Billy Brown wrote:
> I highly recomment Douglas Hofstadter's "Godel, Escher, Back: An Eternal
> Golden Braid" for its treatment of this topic. His theory (in very
> simplified form) is that consciousness is a natural result of the inherent
> complexity of a sentient mind. To make a system that can act in an
> intelligent fashion you have to build in all sorts of low-level
> self-reference, in the form of programs that modift other programs within
> the mind. Once the whole system reaches a certain level of complexity (a
> "critical mass" for sentience) these self-referential systems become
> sufficiently tangled (and therefore sufficiently complete) to support
> consciousness.
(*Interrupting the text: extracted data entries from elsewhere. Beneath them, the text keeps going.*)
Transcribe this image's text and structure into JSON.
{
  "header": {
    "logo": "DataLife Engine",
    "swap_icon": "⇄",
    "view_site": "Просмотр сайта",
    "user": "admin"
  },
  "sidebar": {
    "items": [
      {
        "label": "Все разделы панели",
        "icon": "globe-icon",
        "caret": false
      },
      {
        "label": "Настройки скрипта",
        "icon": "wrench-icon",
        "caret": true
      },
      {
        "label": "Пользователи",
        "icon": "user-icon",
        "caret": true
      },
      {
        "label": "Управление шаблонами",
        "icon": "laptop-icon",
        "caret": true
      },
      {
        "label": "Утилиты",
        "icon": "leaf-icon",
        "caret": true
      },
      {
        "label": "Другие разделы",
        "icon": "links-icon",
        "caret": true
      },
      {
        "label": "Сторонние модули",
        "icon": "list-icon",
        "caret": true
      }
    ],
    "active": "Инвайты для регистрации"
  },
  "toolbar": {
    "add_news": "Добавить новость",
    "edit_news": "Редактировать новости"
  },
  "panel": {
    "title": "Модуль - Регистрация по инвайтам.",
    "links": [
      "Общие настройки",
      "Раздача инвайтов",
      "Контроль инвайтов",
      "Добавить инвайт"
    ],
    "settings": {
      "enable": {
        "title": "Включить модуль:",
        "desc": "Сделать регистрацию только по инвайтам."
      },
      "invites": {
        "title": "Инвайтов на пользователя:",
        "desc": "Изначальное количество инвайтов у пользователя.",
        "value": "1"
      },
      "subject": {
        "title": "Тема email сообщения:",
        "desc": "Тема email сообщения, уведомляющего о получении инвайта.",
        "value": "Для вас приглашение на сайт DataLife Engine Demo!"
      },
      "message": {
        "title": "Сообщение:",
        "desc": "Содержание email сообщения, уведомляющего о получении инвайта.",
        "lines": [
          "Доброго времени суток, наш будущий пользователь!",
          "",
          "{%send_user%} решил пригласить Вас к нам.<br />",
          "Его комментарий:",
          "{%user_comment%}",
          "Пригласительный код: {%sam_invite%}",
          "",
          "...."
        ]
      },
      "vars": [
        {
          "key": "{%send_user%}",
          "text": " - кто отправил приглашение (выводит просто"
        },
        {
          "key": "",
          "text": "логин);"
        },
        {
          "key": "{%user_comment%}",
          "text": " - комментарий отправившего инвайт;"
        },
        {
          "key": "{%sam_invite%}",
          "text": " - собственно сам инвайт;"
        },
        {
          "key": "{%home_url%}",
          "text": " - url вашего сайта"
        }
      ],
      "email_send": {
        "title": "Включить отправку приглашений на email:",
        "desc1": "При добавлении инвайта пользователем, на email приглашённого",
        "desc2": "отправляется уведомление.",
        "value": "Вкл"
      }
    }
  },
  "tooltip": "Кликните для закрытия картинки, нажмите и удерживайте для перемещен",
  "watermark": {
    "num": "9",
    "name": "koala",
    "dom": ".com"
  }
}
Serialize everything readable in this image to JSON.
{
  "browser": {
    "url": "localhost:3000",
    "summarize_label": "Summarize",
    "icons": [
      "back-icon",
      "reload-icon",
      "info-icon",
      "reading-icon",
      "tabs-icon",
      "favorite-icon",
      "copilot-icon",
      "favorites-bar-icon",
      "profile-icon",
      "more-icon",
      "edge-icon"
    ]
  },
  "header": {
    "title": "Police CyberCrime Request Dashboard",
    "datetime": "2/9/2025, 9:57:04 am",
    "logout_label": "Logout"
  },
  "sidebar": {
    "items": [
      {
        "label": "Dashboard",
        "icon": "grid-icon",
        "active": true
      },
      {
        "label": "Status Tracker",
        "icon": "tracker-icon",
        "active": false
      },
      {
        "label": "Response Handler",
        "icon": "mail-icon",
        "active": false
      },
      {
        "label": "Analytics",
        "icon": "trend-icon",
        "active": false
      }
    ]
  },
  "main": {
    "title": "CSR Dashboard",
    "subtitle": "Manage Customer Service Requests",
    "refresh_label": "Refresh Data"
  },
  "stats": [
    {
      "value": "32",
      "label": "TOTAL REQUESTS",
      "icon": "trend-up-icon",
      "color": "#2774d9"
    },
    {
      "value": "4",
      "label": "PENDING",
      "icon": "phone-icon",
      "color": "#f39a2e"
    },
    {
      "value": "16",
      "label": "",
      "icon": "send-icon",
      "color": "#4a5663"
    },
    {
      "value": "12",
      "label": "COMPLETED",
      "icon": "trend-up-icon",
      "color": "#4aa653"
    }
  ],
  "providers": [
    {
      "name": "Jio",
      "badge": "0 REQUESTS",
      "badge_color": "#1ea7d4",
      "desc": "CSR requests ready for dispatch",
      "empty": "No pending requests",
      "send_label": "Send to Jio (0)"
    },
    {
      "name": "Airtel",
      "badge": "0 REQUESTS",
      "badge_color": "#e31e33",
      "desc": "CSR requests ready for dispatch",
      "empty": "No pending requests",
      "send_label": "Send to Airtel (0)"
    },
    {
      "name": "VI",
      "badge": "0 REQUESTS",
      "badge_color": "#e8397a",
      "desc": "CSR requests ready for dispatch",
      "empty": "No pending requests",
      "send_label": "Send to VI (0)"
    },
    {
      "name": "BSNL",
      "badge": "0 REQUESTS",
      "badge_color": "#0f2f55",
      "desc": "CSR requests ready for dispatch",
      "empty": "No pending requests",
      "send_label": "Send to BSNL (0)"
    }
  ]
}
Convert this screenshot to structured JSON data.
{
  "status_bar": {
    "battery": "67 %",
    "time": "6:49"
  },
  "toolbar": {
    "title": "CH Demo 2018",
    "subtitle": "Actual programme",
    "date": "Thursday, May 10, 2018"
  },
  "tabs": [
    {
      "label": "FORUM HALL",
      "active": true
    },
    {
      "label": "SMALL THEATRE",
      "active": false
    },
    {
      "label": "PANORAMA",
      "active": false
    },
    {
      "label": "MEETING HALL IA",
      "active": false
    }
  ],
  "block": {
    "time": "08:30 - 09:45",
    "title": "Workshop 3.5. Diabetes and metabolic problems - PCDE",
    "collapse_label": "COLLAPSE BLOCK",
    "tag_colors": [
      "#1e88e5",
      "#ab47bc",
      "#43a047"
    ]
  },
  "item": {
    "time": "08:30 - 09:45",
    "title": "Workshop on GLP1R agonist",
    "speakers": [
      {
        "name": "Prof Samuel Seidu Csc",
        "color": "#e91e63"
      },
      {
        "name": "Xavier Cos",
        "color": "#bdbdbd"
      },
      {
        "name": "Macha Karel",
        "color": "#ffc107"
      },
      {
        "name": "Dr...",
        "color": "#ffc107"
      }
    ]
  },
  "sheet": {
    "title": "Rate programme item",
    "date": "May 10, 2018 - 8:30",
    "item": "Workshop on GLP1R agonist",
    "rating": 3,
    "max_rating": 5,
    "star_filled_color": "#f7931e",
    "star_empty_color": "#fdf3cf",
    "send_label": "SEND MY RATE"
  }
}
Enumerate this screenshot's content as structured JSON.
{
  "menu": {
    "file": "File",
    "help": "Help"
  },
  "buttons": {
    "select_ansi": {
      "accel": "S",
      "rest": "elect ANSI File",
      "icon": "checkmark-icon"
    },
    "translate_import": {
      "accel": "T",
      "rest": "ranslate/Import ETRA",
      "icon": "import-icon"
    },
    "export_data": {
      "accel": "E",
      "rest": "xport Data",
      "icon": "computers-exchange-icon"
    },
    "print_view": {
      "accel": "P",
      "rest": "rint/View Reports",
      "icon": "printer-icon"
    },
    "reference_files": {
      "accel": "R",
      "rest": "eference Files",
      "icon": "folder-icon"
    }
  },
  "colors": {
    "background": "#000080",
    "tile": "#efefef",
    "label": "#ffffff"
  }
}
Thus, making a human-level intelligence that is not
> conscious would be an exceedingly difficult project, and it may turn out
> to
> be impossible in principle.
>
> Of course, all of this is still untestable, but he makes a much better
> argument than most people in this field ever manage.
>
I'm actually reading this now, and understand the point that he's trying to
make; it is an excellent argument! I think that I agree with the idea that
consciousness will emerge, but there are still other problems that I wonder
about, like continuity of identity, which is highly related. Particularly
uploading highlights the problem, and Hofstader crosses this ground with
Aunt Hilary, the sentient ant colony (I think the joke here assumes the
American pronunciation of Aunt as "Ant"). She emerges from the ant colony
after the previous sentience is destroyed when the ants become temporarily
scattered. Loss of continuous identity.
I would think that libertarians would find continuity of identity paramount, and transhumans like uploading, so there is a crucial problem which we will have to solve in the near future.